I prezzi delle assicurazioni lievitano, i costi dei carburanti sono alle stelle, tutta l’economia sta scivolando rovinosamente verso il baratro e non c’è nessuno che sia in grado di lanciare una fune che aiuti a tirarsi su. E ora che si fa?
Per tentare di ovviare, anzi limitare il disastro di almeno una di queste categorie (in questo caso ci riferiamo al prezzo della benzina alle pompe), si suggerisce da diverso tempo di acquistare, o almeno provare ad affittare quando serve, un mezzo elettrico.
Oltre a far risparmiare preziosi euro (il che non guasta mai), le vetture alimentate elettricamente danno una mano all’ambiente in quanto non emettono sostanze dannose e combattono perciò l’inquinamento. Energia green per un mondo più pulito. Fino a qui sembrerebbe tutto facile, forse fin troppo.
Il guaio è che i prezzi dei mezzi ecologici non sono così abbordabili, specialmente per chi fatica ad arrivare a fine mese e per chi un lavoro non ce l’ha proprio.
L’auto elettrica più acquistata (ovvero la Peugeot iOn) tanto per fare due conti, la quale possiede un terzo del mercato di questo settore eco, ha il valore di 36.260 euro. Ma è una city car che può raggiungere al massimo i 130 km orari e possiede una ridotta autonomia (massimo 150 km). E se volessimo ricaricarla dovremmo sperare di incontrare all’occorrenza le colonnine per tale esigenza. E sulle strade sono ben pochi gli impianti che possiedono tale “aggiunta”.
E se volessimo invece semplicemente noleggiarla? Dovremmo sborsare ben 500 euro al mese.

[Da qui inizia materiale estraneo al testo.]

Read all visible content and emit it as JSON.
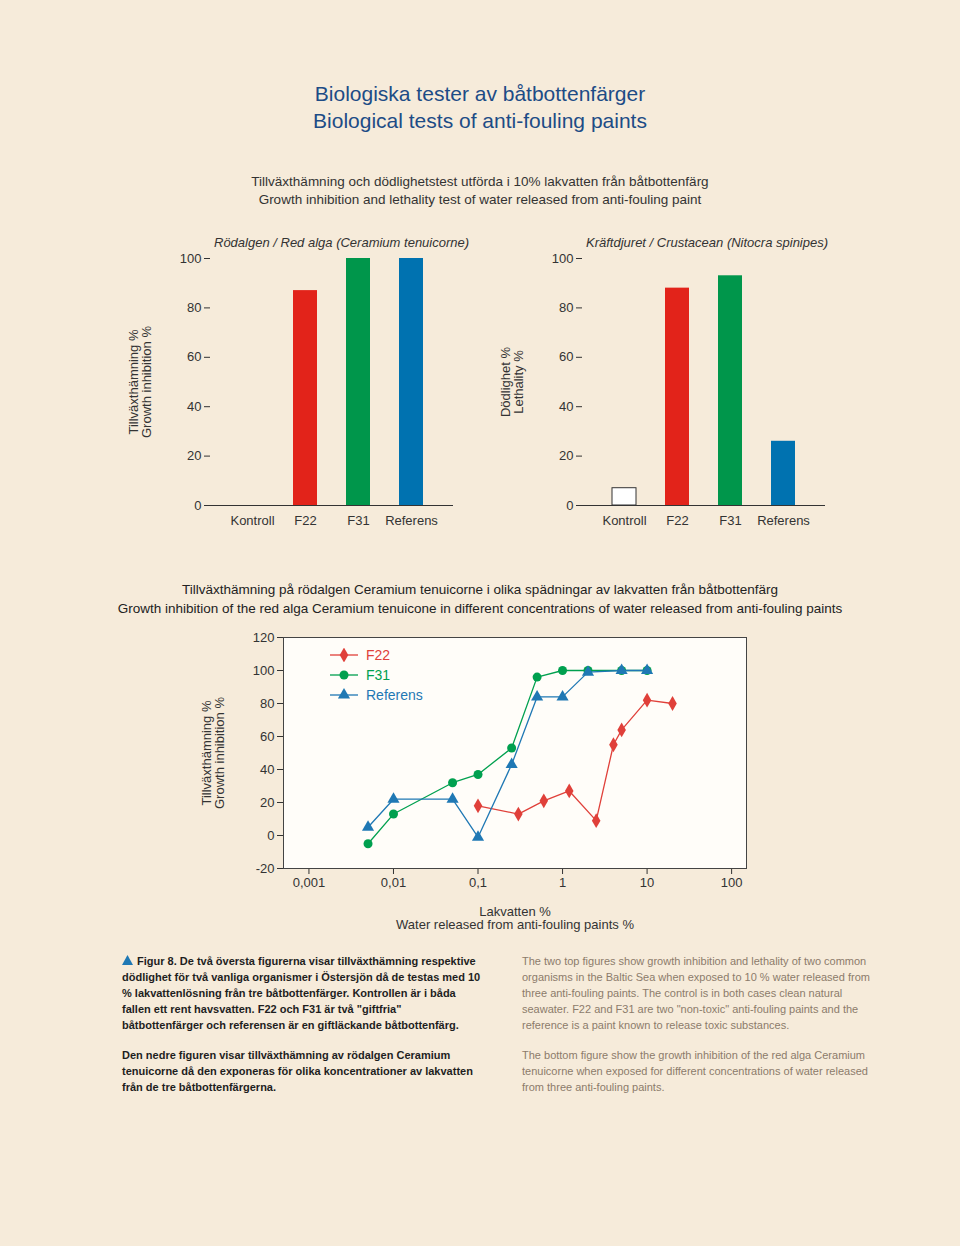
{
  "page": {
    "title": [
      "Biologiska tester av båtbottenfärger",
      "Biological tests of anti-fouling paints"
    ],
    "subtitle": [
      "Tillväxthämning och dödlighetstest utförda i 10% lakvatten från båtbottenfärg",
      "Growth inhibition and lethality test of water released from anti-fouling paint"
    ],
    "caption_sv": [
      "Figur 8. De två översta figurerna visar tillväxthämning respektive dödlighet för två vanliga organismer i Östersjön då de testas med 10 % lakvattenlösning från tre båtbottenfärger. Kontrollen är i båda fallen ett rent havsvatten. F22 och F31 är två \"giftfria\" båtbottenfärger och referensen är en giftläckande båtbottenfärg.",
      "Den nedre figuren visar tillväxthämning av rödalgen Ceramium tenuicorne då den exponeras för olika koncentrationer av lakvatten från de tre båtbottenfärgerna."
    ],
    "caption_en": [
      "The two top figures show growth inhibition and lethality of two common organisms in the Baltic Sea when exposed to 10 % water released from three anti-fouling paints. The control is in both cases clean natural seawater. F22 and F31 are two \"non-toxic\" anti-fouling paints and the reference is a paint known to release toxic substances.",
      "The bottom figure show the growth inhibition of the red alga Ceramium tenuicorne when exposed for different concentrations of water released from three anti-fouling paints."
    ]
  },
  "chart_data": [
    {
      "type": "bar",
      "title": "Rödalgen / Red alga (Ceramium tenuicorne)",
      "ylabel": "Tillväxthämning %\nGrowth inhibition %",
      "categories": [
        "Kontroll",
        "F22",
        "F31",
        "Referens"
      ],
      "values": [
        0,
        87,
        100,
        100
      ],
      "colors": [
        "#ffffff",
        "#e2231a",
        "#00964b",
        "#0072b0"
      ],
      "ylim": [
        0,
        100
      ],
      "yticks": [
        0,
        20,
        40,
        60,
        80,
        100
      ],
      "grid": false,
      "data_labels": false
    },
    {
      "type": "bar",
      "title": "Kräftdjuret / Crustacean (Nitocra spinipes)",
      "ylabel": "Dödlighet %\nLethality %",
      "categories": [
        "Kontroll",
        "F22",
        "F31",
        "Referens"
      ],
      "values": [
        7,
        88,
        93,
        26
      ],
      "colors": [
        "#ffffff",
        "#e2231a",
        "#00964b",
        "#0072b0"
      ],
      "ylim": [
        0,
        100
      ],
      "yticks": [
        0,
        20,
        40,
        60,
        80,
        100
      ],
      "grid": false,
      "data_labels": false
    },
    {
      "type": "line",
      "title": [
        "Tillväxthämning på rödalgen Ceramium tenuicorne i olika spädningar av lakvatten från båtbottenfärg",
        "Growth inhibition of the red alga Ceramium tenuicone in different concentrations of water released from anti-fouling paints"
      ],
      "xlabel": "Lakvatten %\nWater released from anti-fouling paints %",
      "ylabel": "Tillväxthämning %\nGrowth inhibition %",
      "log": "x",
      "grid": false,
      "legend": "top-left",
      "xlim": [
        0.0005,
        150
      ],
      "xticks": [
        {
          "value": 0.001,
          "label": "0,001"
        },
        {
          "value": 0.01,
          "label": "0,01"
        },
        {
          "value": 0.1,
          "label": "0,1"
        },
        1,
        10,
        100
      ],
      "ylim": [
        -20,
        120
      ],
      "yticks": [
        -20,
        0,
        20,
        40,
        60,
        80,
        100,
        120
      ],
      "series": [
        {
          "name": "F22",
          "color": "#e0403a",
          "marker": "diamond",
          "x": [
            0.1,
            0.3,
            0.6,
            1.2,
            2.5,
            4,
            5,
            10,
            20
          ],
          "values": [
            18,
            13,
            21,
            27,
            9,
            55,
            64,
            82,
            80
          ]
        },
        {
          "name": "F31",
          "color": "#00a04f",
          "marker": "circle",
          "x": [
            0.005,
            0.01,
            0.05,
            0.1,
            0.25,
            0.5,
            1,
            2,
            5,
            10
          ],
          "values": [
            -5,
            13,
            32,
            37,
            53,
            96,
            100,
            100,
            100,
            100
          ]
        },
        {
          "name": "Referens",
          "color": "#1f78b4",
          "marker": "triangle",
          "x": [
            0.005,
            0.01,
            0.05,
            0.1,
            0.25,
            0.5,
            1,
            2,
            5,
            10
          ],
          "values": [
            5,
            22,
            22,
            -1,
            43,
            84,
            84,
            99,
            100,
            100
          ]
        }
      ]
    }
  ]
}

Con queste informazioni alla mano non stupisce sapere che il maggior numero delle auto elettriche (secondo il gruppo PSA) sia stato acquistato dalle grandi società come Deutsche Bank, General Electric ed Airbus. Mentre gli automobilisti preferiscono (è normale, con questi prezzi!) le city car a gasolio o a benzina, che raggiungono prezzi di carburante sino a 1,80 euro al litro, e possiedono motori di ultima generazione grazie ai quali si può risparmiare un po’ di carburante, insieme anche ai sistemi start and stop ma anche, naturalmente, ad una guida tranquilla.
Nonostante i prezzi elevati, i costruttori dei mezzi elettrici ritengono di riuscire a raggiungere il 10% del mercato auto entro l’anno 2020. L’ambizione c’è, ma se la popolazione continua a vivere in questo modo è difficile che possa cambiare qualcosa.